上手く状況を処理できないままここまで来てしまった。
ベッドで眠る彼女は、愛しい人の仇だ。
頭では分かっているはずなのに、実感がわかない。
あのどこか頼りなさげな少女がこの国の王女だなんて、サユを見殺しにした張本人だなんて。
あの後────、フレイに預けられた令嬢の正体を知った後、しばらくして雨が上がった。
それに気が付いたのも令嬢……、クレア王女の方が先で、まだ状況の整理が追い付かないままの俺に、「行きましょう」とニコリと微笑んだんだ。
笑った顔がサユにとても似ていたから、また胸が痛んで。
自分でも情けないことに、それからは何も話さないまま、彼女を守るという使命も頭からすっかり抜け落ちたまま歩き続け、気が付けば目指していた街に辿り着いていた。

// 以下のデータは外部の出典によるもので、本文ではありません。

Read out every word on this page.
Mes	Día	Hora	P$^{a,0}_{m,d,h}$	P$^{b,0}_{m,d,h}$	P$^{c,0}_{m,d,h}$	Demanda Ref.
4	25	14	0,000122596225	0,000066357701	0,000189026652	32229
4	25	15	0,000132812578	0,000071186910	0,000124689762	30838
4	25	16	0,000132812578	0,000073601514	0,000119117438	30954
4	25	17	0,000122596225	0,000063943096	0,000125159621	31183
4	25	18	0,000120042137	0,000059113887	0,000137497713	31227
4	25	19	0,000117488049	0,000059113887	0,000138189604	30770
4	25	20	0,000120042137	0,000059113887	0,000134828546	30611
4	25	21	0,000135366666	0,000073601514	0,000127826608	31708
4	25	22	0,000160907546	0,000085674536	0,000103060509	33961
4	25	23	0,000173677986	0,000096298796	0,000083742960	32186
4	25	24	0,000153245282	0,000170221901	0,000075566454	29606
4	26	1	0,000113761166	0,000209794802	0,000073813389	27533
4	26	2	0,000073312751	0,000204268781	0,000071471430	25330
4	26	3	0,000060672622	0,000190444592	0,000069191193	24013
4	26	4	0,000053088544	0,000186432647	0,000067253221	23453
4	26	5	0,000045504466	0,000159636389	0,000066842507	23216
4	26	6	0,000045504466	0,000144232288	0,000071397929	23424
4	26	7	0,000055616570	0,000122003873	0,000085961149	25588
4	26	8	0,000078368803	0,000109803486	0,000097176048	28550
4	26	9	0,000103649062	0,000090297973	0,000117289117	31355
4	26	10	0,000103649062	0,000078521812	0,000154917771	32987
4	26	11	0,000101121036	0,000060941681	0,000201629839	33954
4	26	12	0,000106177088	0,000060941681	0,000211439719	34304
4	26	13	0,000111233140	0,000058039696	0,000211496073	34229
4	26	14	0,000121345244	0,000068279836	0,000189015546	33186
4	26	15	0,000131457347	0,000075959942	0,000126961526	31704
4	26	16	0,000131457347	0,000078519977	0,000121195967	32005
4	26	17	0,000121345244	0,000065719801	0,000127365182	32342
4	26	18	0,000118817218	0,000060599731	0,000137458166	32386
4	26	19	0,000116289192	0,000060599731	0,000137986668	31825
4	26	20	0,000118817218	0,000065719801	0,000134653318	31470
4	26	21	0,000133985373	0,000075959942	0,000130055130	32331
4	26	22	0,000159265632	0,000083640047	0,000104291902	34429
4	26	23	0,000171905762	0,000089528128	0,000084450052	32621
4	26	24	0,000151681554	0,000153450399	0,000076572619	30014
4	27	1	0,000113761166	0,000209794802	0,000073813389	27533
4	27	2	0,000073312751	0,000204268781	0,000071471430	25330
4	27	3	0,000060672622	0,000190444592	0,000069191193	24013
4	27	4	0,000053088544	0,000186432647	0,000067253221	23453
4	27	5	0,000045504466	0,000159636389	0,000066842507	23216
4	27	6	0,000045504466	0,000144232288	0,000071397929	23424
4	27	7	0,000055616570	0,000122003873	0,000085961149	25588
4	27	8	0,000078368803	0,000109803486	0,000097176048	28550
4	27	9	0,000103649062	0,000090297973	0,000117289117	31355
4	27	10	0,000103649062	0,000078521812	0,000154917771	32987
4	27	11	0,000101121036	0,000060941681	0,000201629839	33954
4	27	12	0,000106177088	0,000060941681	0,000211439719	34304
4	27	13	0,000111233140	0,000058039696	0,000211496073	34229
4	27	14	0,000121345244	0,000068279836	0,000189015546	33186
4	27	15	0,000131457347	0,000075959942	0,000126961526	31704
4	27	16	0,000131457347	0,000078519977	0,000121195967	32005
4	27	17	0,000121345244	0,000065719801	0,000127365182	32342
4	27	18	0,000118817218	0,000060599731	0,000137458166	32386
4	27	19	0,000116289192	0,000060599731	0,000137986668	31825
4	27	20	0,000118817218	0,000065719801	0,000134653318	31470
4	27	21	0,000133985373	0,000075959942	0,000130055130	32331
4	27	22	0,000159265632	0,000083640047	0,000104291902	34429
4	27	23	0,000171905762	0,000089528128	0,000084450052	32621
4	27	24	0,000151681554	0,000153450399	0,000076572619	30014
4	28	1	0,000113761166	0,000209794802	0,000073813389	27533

この街に着いてからだって、状況は変わらないままだった。
クレア王女が「寒い」と言うから宿を取り、いつの間にか夕食を済ませ、彼女は「おやすみなさい」と微笑んでベッドにもぐりこんでいて。
そんな彼女につられるように部屋のソファに身体を沈めた俺は、少しの睡眠をとった今、ようやく状況を飲み込むことができてきた。
やっと、思考が動き始めてきたのを感じる。